Raker Dengan Kementrian PUPR,Syahrul Aidi Maazat Paparkan Keadilan infrastruktur Untuk Riau

0
29

Jakarta, Auramedia.co – Rapat Kerja(raker)perdana bersama Menteri Pekerjaan Umum dan Perumahan Rakyat (PUPR) Bapak Basuki Hadimuljono dengan Komisi V DPR-RI berlangsung Selasa siang 12/11/2019.

Sebagai salah satu anggota dari komisi V DPR RI dari dapil Riau, Syahrul Aidi Maazat menyampaikan aspirasi masyarakat terkait pembangunan infrastruktur yang ada di Riau yang selama ini dinilai kurang mendapatkan perhatian dari pemerintah pusat.

Salah satu anggota dari komisi V DPR RI dari dapil Riau, Ustadz Syahrul Aidi Maazat saat menyampaikan aspirasi masyarakat terkait pembangunan infrastruktur yang ada di Riau.

Di tengah rapat berlangsung, anggota Komisi V DPR RI Syahrul Aidi Maazad dari fraksi Partai Keadilan Sejahtera (PKS) menyoroti soal pembangunan yang ada di Riau, karna dari sekian banyak program pembangunan yang disodorkan oleh PUPR saat rapat kerja tersebut ia melihat hanya satu proyek TPA yang ada diriau, yaitu di Pekanbaru dan Kampar.

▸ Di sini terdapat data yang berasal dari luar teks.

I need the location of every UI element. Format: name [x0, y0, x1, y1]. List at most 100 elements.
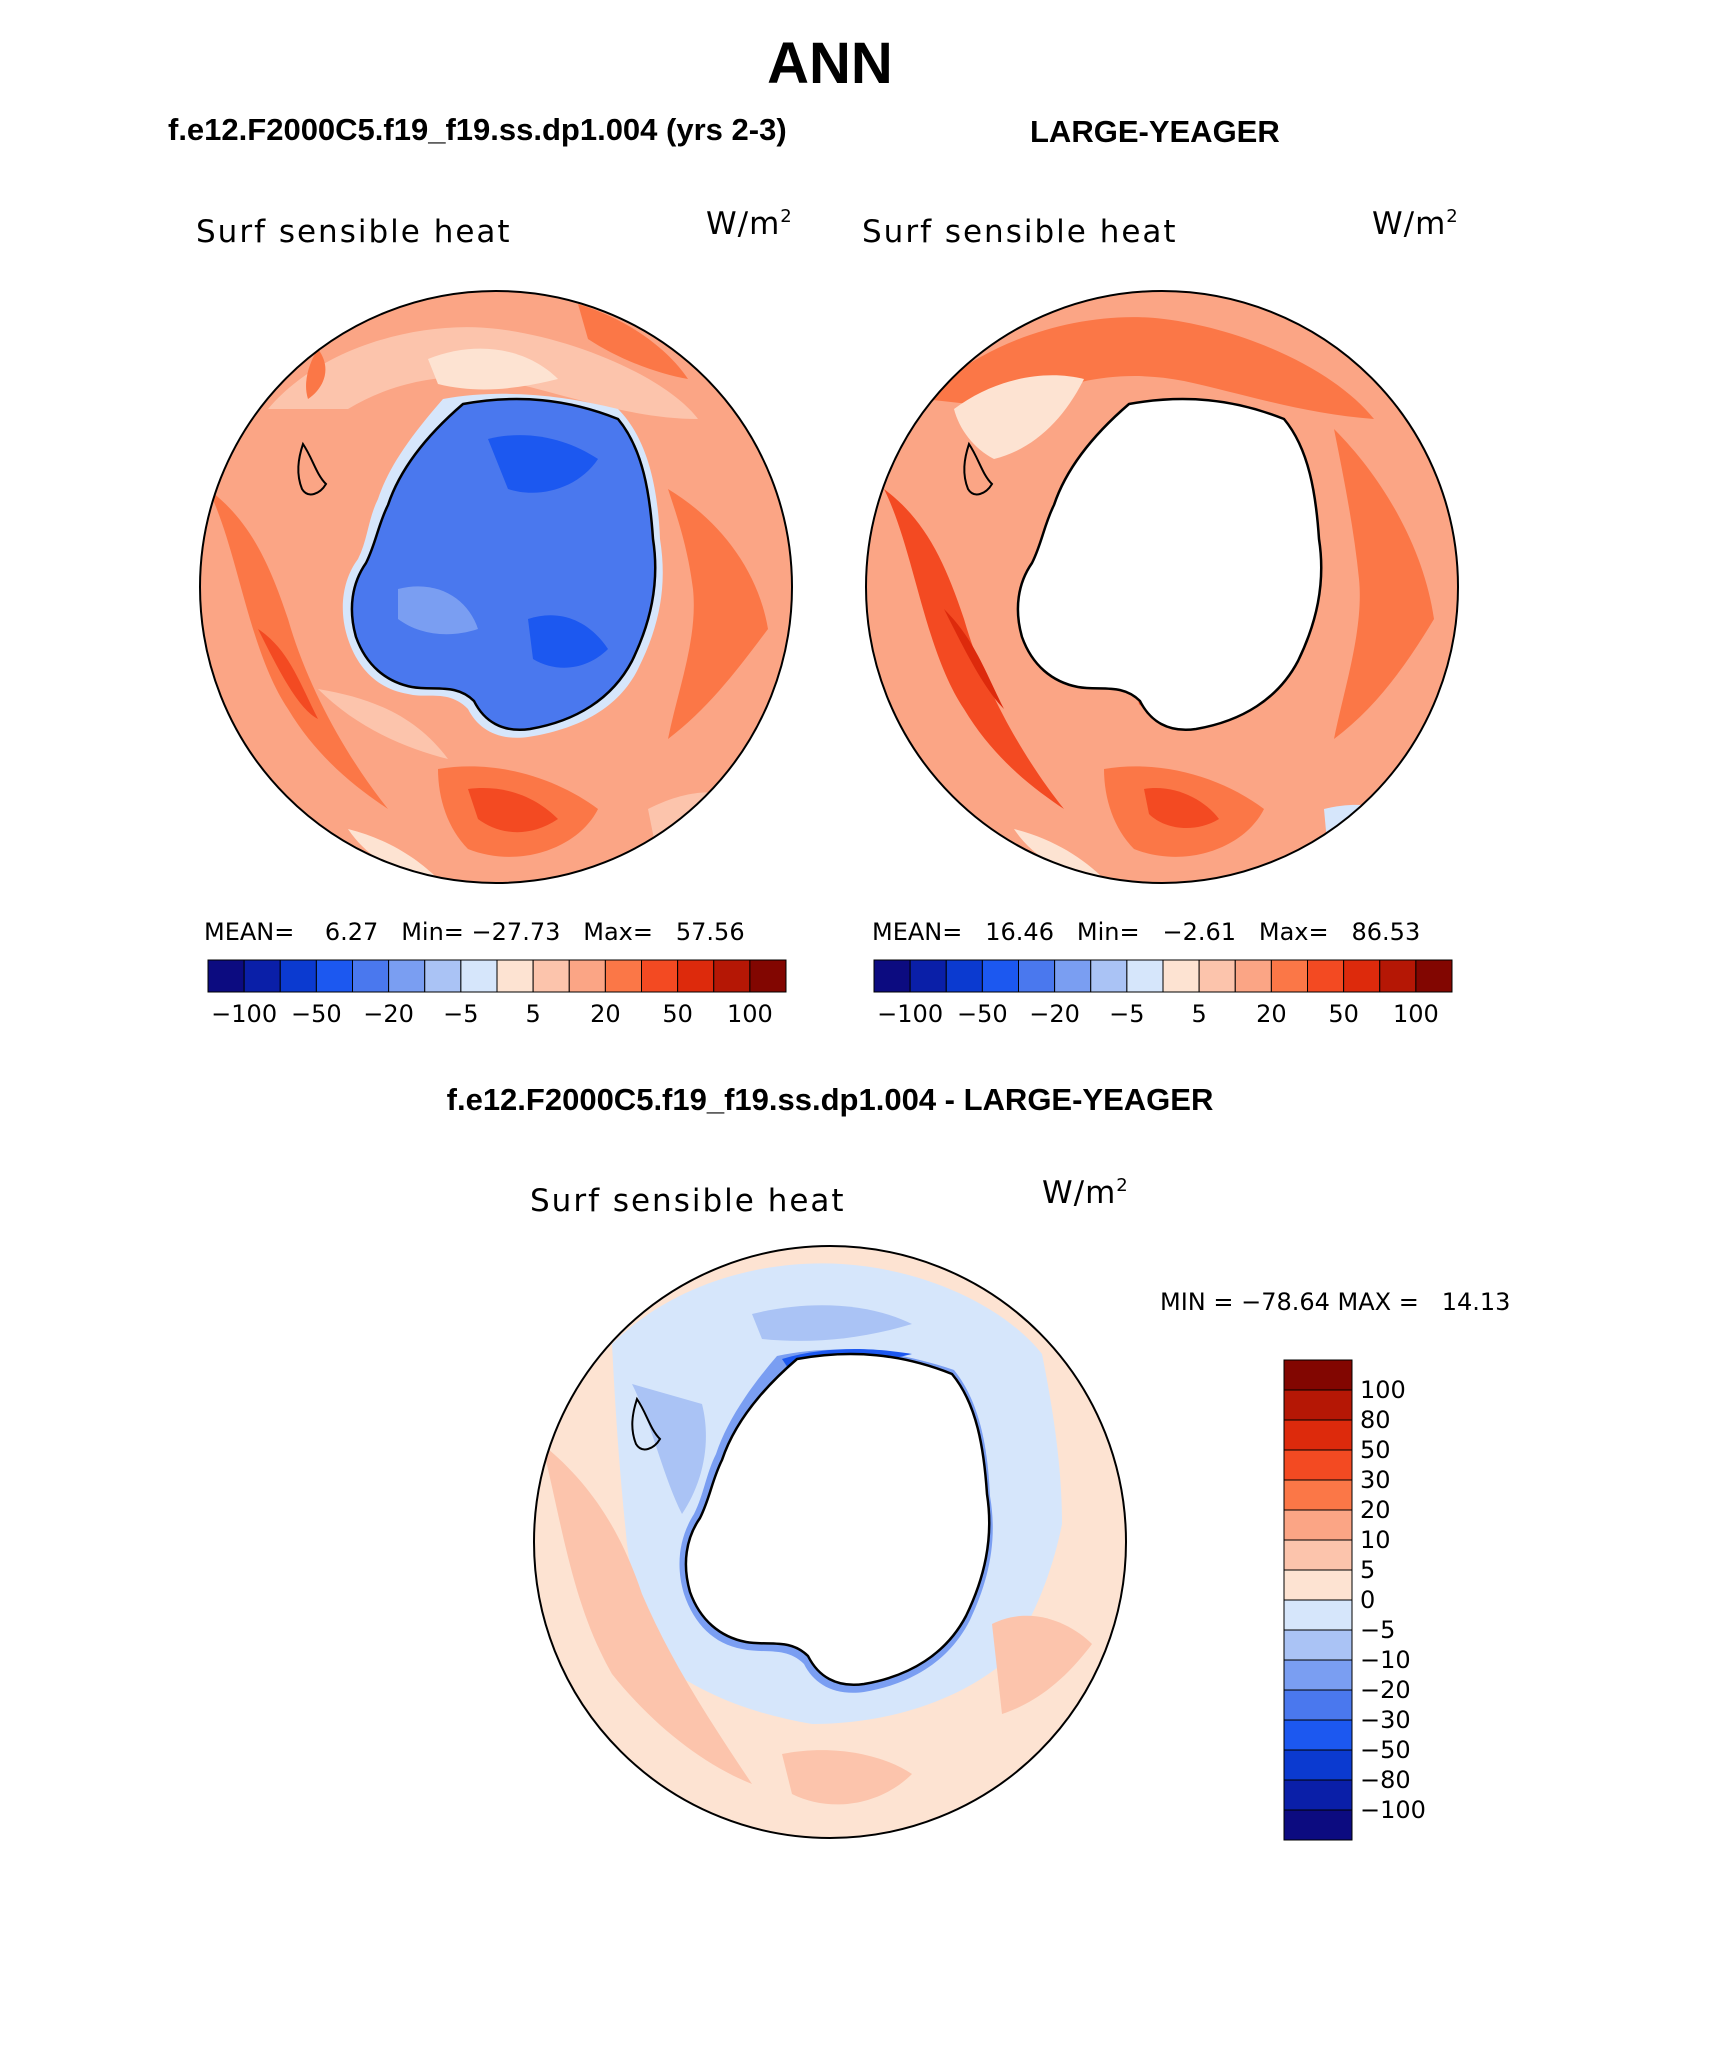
- colorbar-cell: [1343, 959, 1381, 993]
- colorbar-tick-label: 5: [1191, 1000, 1207, 1028]
- colorbar-tick-label: −100: [1360, 1796, 1426, 1824]
- antarctic-coastline: [350, 397, 657, 732]
- colorbar-cell: [1198, 959, 1236, 993]
- colorbar-cell: [1283, 1569, 1353, 1601]
- field-patch: [468, 788, 558, 833]
- colorbar-tick-label: 5: [525, 1000, 541, 1028]
- colorbar-tick-label: −50: [1360, 1736, 1411, 1764]
- peninsula-coastline: [631, 1396, 662, 1451]
- colorbar-cell: [532, 959, 570, 993]
- colorbar-cell: [873, 959, 911, 993]
- field-patch: [1334, 429, 1434, 739]
- right-case-title: LARGE-YEAGER: [1030, 114, 1280, 149]
- colorbar-tick-label: 20: [1360, 1496, 1391, 1524]
- field-patch: [1324, 804, 1409, 864]
- colorbar-tick-label: −20: [1360, 1676, 1411, 1704]
- colorbar-tick-label: −5: [1360, 1616, 1396, 1644]
- colorbar-cell: [1283, 1779, 1353, 1811]
- colorbar-cell: [315, 959, 353, 993]
- colorbar-tick-label: −50: [957, 1000, 1008, 1028]
- colorbar-cell: [1283, 1809, 1353, 1841]
- colorbar-tick-label: 5: [1360, 1556, 1376, 1584]
- left-stats: MEAN= 6.27 Min= −27.73 Max= 57.56: [204, 918, 745, 946]
- colorbar-tick-label: 80: [1360, 1406, 1391, 1434]
- colorbar-cell: [1283, 1479, 1353, 1511]
- diff-polar-map: [533, 1245, 1127, 1839]
- colorbar-tick-label: 50: [1328, 1000, 1359, 1028]
- field-patch: [954, 375, 1084, 459]
- colorbar-cell: [1283, 1539, 1353, 1571]
- map-boundary: [865, 290, 1459, 884]
- diff-colorbar: [1283, 1359, 1353, 1841]
- colorbar-cell: [1283, 1659, 1353, 1691]
- map-boundary: [199, 290, 793, 884]
- field-patch: [632, 1384, 706, 1514]
- left-polar-map: [199, 290, 793, 884]
- colorbar-cell: [1162, 959, 1200, 993]
- colorbar-cell: [352, 959, 390, 993]
- colorbar-tick-label: −20: [1029, 1000, 1080, 1028]
- colorbar-cell: [1283, 1749, 1353, 1781]
- field-patch: [782, 1750, 912, 1805]
- colorbar-tick-label: −20: [363, 1000, 414, 1028]
- field-patch: [944, 609, 1004, 709]
- field-patch: [992, 1615, 1092, 1714]
- colorbar-tick-label: 20: [590, 1000, 621, 1028]
- colorbar-tick-label: −10: [1360, 1646, 1411, 1674]
- diff-minmax: MIN = −78.64 MAX = 14.13: [1160, 1288, 1511, 1316]
- colorbar-cell: [279, 959, 317, 993]
- colorbar-cell: [1283, 1719, 1353, 1751]
- antarctic-coastline: [1016, 397, 1323, 732]
- diff-variable-label: Surf sensible heat: [530, 1183, 846, 1219]
- right-unit-label: W/m2: [1372, 206, 1459, 242]
- colorbar-tick-label: 50: [1360, 1436, 1391, 1464]
- colorbar-tick-label: −30: [1360, 1706, 1411, 1734]
- field-patch: [752, 1305, 912, 1341]
- right-polar-map: [865, 290, 1459, 884]
- colorbar-cell: [388, 959, 426, 993]
- field-patch: [578, 304, 688, 379]
- diff-unit-label: W/m2: [1042, 1175, 1129, 1211]
- field-patch: [488, 435, 598, 493]
- colorbar-cell: [1054, 959, 1092, 993]
- colorbar-cell: [1270, 959, 1308, 993]
- colorbar-cell: [1283, 1599, 1353, 1631]
- colorbar-tick-label: −100: [211, 1000, 278, 1028]
- colorbar-tick-label: 100: [1360, 1376, 1406, 1404]
- colorbar-cell: [1283, 1449, 1353, 1481]
- field-patch: [668, 489, 768, 739]
- colorbar-tick-label: −80: [1360, 1766, 1411, 1794]
- left-unit-label: W/m2: [706, 206, 793, 242]
- left-variable-label: Surf sensible heat: [196, 214, 512, 250]
- peninsula-coastline: [297, 441, 328, 496]
- right-variable-label: Surf sensible heat: [862, 214, 1178, 250]
- colorbar-cell: [1018, 959, 1056, 993]
- field-patch: [318, 689, 448, 759]
- antarctic-coastline: [684, 1352, 991, 1687]
- colorbar-cell: [713, 959, 751, 993]
- field-patch: [428, 348, 558, 390]
- diff-case-title: f.e12.F2000C5.f19_f19.ss.dp1.004 - LARGE…: [446, 1082, 1214, 1117]
- colorbar-tick-label: −50: [291, 1000, 342, 1028]
- colorbar-tick-label: 100: [726, 1000, 773, 1028]
- colorbar-cell: [1126, 959, 1164, 993]
- colorbar-cell: [1283, 1689, 1353, 1721]
- colorbar-cell: [1415, 959, 1453, 993]
- colorbar-cell: [604, 959, 642, 993]
- colorbar-cell: [1283, 1419, 1353, 1451]
- colorbar-tick-label: 50: [662, 1000, 693, 1028]
- colorbar-cell: [909, 959, 947, 993]
- colorbar-tick-label: 0: [1360, 1586, 1376, 1614]
- field-patch: [398, 586, 478, 635]
- colorbar-tick-label: −5: [1109, 1000, 1145, 1028]
- colorbar-cell: [1090, 959, 1128, 993]
- map-boundary: [533, 1245, 1127, 1839]
- peninsula-coastline: [963, 441, 994, 496]
- colorbar-cell: [568, 959, 606, 993]
- colorbar-cell: [1283, 1389, 1353, 1421]
- colorbar-cell: [460, 959, 498, 993]
- field-patch: [258, 629, 318, 719]
- colorbar-cell: [207, 959, 245, 993]
- right-stats: MEAN= 16.46 Min= −2.61 Max= 86.53: [872, 918, 1421, 946]
- colorbar-cell: [1307, 959, 1345, 993]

,”Hanya 1 program saja yang berhubungan dengan riau. TPA pekanbaru dan kampar. Jalan, jembatan, flyover, embung belum ada alokasi dalam program infrastruktur,”papar Syahrul Aidi

Syahrul Aidi juga memaparkan bahwa Riau merupakan sala satu Provinsi penyumbang devisa negara lumayan besar, baik dari minyak dalam tanah maupun minyak di atas tanah.

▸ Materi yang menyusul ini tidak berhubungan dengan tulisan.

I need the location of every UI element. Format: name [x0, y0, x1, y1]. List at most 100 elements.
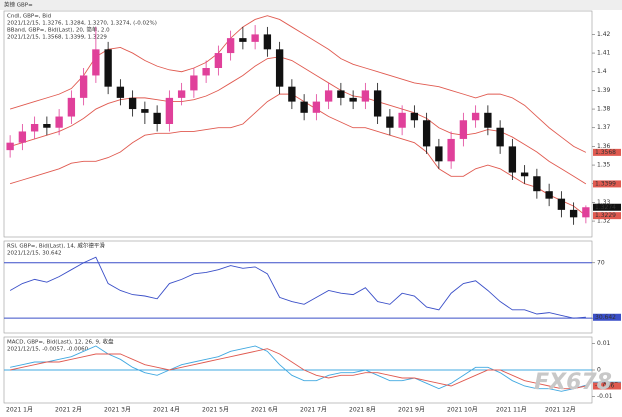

“Riau memberikan sumbangsih devisa yang besar melalui minyak dalam tanah dan minyak atas tanah. Lifting minyak di Indonesia, 30% disumbangkan oleh Riau. Tetapi belum memberikan sumbangsih infrastruktur untuk Riau,”paparnya.

Selain itu, mantan wakil ketua DPRD Kampar itu juga menyampaikan soal perbaikan jalan nasional yang masih berlubang-lubang serta rencana pembangunan dari empat balai jalan yang direncana oleh PUPR agar ada di Riau,karna untuk Balai Jalan tersebut saat ini Riau masih berinduk ke Sumut.

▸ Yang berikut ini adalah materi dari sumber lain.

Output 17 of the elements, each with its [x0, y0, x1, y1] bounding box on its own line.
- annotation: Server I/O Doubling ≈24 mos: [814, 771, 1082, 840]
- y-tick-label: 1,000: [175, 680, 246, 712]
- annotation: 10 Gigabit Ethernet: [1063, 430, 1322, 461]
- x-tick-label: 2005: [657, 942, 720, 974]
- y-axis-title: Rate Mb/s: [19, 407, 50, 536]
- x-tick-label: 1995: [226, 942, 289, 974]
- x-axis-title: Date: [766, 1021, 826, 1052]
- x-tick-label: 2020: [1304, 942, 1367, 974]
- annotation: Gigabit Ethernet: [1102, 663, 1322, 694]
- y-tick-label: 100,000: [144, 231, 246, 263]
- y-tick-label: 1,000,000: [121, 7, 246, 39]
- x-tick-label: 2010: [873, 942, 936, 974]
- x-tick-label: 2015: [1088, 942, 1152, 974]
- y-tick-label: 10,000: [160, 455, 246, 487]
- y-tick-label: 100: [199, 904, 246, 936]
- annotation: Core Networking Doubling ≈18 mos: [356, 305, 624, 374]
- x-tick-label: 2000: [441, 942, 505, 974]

“4 juta hektar lahan perkebunan sawit di Riau, ini juga menjadi sumbangan devisi yang cukup besar bagi negara kita. Semua penerimaan diambil pusat, baik pajak perkebunan dan pajak CPO nya, sementara daerah tidak mendapatkannya. Kita berjuang untuk memperoleh DBH agar maksimal untuk infrastruktur Riau”sambung mantan anggota DPRD Kampar 2 periode itu

Tidak hanya menyoroti soal jalan dinilai belum sebanding dengan Provinsi tetangga yang sangat dirasakan oleh masyarakat Riau,dirinya juga mennyampaikan soal harga karet yang sangat terpuruk dialami oleh masyarakat Riau, hal tersebut sejalan dengan strategi pembangunan inspratruktur PUPR RI 2020-2024 yang meningkatkan material harapan produksi dalam negri yang memberi nilai tambah disetiap inspratruktur yang terbangun oleh kementrian PUPR.

“Kedepannya kita berharap Riau mendapatkan perhatian khusus dari pemerintah pusat sebagai sharing profit dari apa yang telah dihasilkan Riau untuk pemerintah pusat. Dan juga untuk mewujudkan keadilan sosial bagi seluruh rakyat Indonesia”tutupnya. (Hafnipal).